Playing your first music on the ocarina

Normally, at this stage in a guide on playing your first music on the ocarina, I'd be introducing you to some simple practice music like 'Mary had a little lamb'... But I'm not going to do that.

Arguably the most valuable thing you can do as a beginner to music is to start learning to play music that you like. Hearing something that you recognise emanating from your instrument for the first time feels awesome. Through playing, you begin to develop a natural understanding and music stops being a black art.

There are quite a few ways of doing this, for example:

  • You can watch someone else and copy their fingerings.
  • Another option is to learn an instrument's fingerings and figure out some tunes by ear.
  • You could also match fingerings to sheet music, which is easier than you may think.

Tablature or 'tabs' are another option. They are visual representation of the fingering and order of notes, depicting how to play a given tune on some instrument. They can be a great place to start and are intuitive.

However, tabs—especially ocarina tabs—have serious limitations and will quickly limit your progress. As you will have to abandon them, it can be more efficient to use other approaches from the start.

Allow yourself to suck!

Allow yourself to suck. Do not judge your ability on your first experiences as they will not be your best. Nobody sounds good immediately, but with persistent effort it does get easier.

Note that in playing it is really important to find somewhere that you can play at full volume without concern for bothering anyone. Its also important to note that the sound of the instrument changes depending on the space you are in. Ocarinas can sound awful if you are playing in a really small room.

The destructive approach to learning music

As with learning the fingerings, a great way of learning to play songs or tunes on the ocarina is by breaking them into small parts.

If broken into small enough parts, even the most complex music can be approached, regardless of your skill level. Music becomes more complex by adding detail, and if you zoom in, it gets simpler.

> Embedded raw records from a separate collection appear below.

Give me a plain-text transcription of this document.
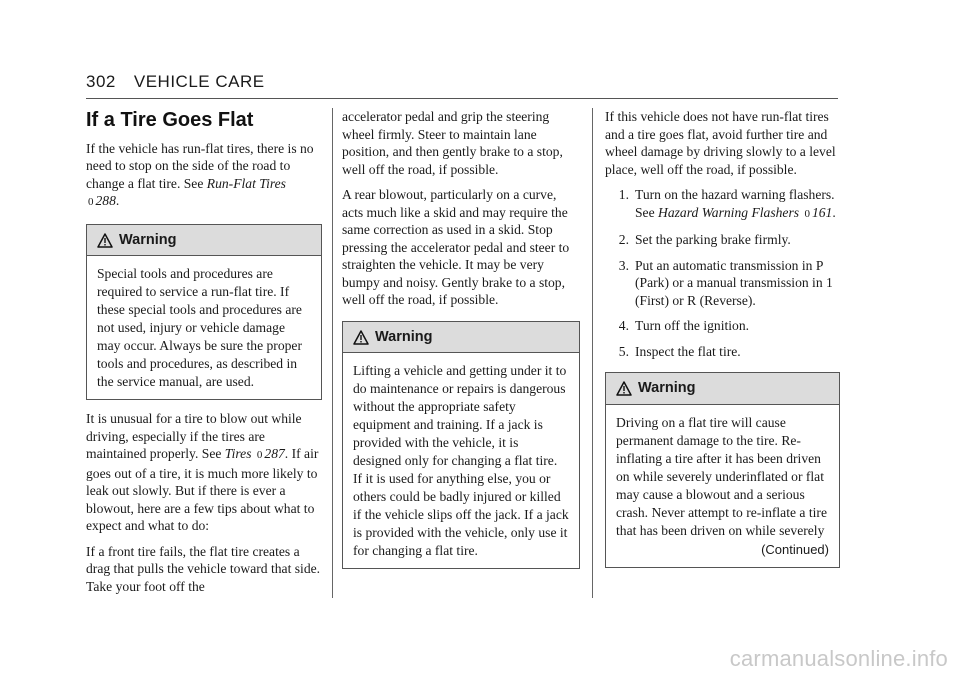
302 VEHICLE CARE
If a Tire Goes Flat

If the vehicle has run-flat tires, there is no need to stop on the side of the road to change a flat tire. See Run-Flat Tires 0 288.

Warning
Special tools and procedures are required to service a run-flat tire. If these special tools and procedures are not used, injury or vehicle damage may occur. Always be sure the proper tools and procedures, as described in the service manual, are used.

It is unusual for a tire to blow out while driving, especially if the tires are maintained properly. See Tires 0 287. If air goes out of a tire, it is much more likely to leak out slowly. But if there is ever a blowout, here are a few tips about what to expect and what to do:

If a front tire fails, the flat tire creates a drag that pulls the vehicle toward that side. Take your foot off the

accelerator pedal and grip the steering wheel firmly. Steer to maintain lane position, and then gently brake to a stop, well off the road, if possible.

A rear blowout, particularly on a curve, acts much like a skid and may require the same correction as used in a skid. Stop pressing the accelerator pedal and steer to straighten the vehicle. It may be very bumpy and noisy. Gently brake to a stop, well off the road, if possible.

Warning
Lifting a vehicle and getting under it to do maintenance or repairs is dangerous without the appropriate safety equipment and training. If a jack is provided with the vehicle, it is designed only for changing a flat tire. If it is used for anything else, you or others could be badly injured or killed if the vehicle slips off the jack. If a jack is provided with the vehicle, only use it for changing a flat tire.

If this vehicle does not have run-flat tires and a tire goes flat, avoid further tire and wheel damage by driving slowly to a level place, well off the road, if possible.

1. Turn on the hazard warning flashers. See Hazard Warning Flashers 0 161.
2. Set the parking brake firmly.
3. Put an automatic transmission in P (Park) or a manual transmission in 1 (First) or R (Reverse).
4. Turn off the ignition.
5. Inspect the flat tire.
Warning
Driving on a flat tire will cause permanent damage to the tire. Re-inflating a tire after it has been driven on while severely underinflated or flat may cause a blowout and a serious crash. Never attempt to re-inflate a tire that has been driven on while severely
(Continued)
carmanualsonline.info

Say for example that you wanted to learn 'out on the ocean', a common Irish jig:

You don't have to learn the whole thing in one go. Instead, it can be broken down into small fragments that you can practice individually. For example, here is the first part of out on the ocean:

First, put this first part on loop and learn the rhythm by clapping it in time with what you are hearing.

Look up the fingerings for the notes on your instrument, and practice moving between them.

With practice, this will start to become automatic, and at that point you just move on to learning the next phrase.

Software like audacity and reaper can be used to loop sections of recordings for you to learn from.

Closing

Find a balance for yourself between playing music that you like, and start with simpler music to be able to play full, recognizable pieces sooner.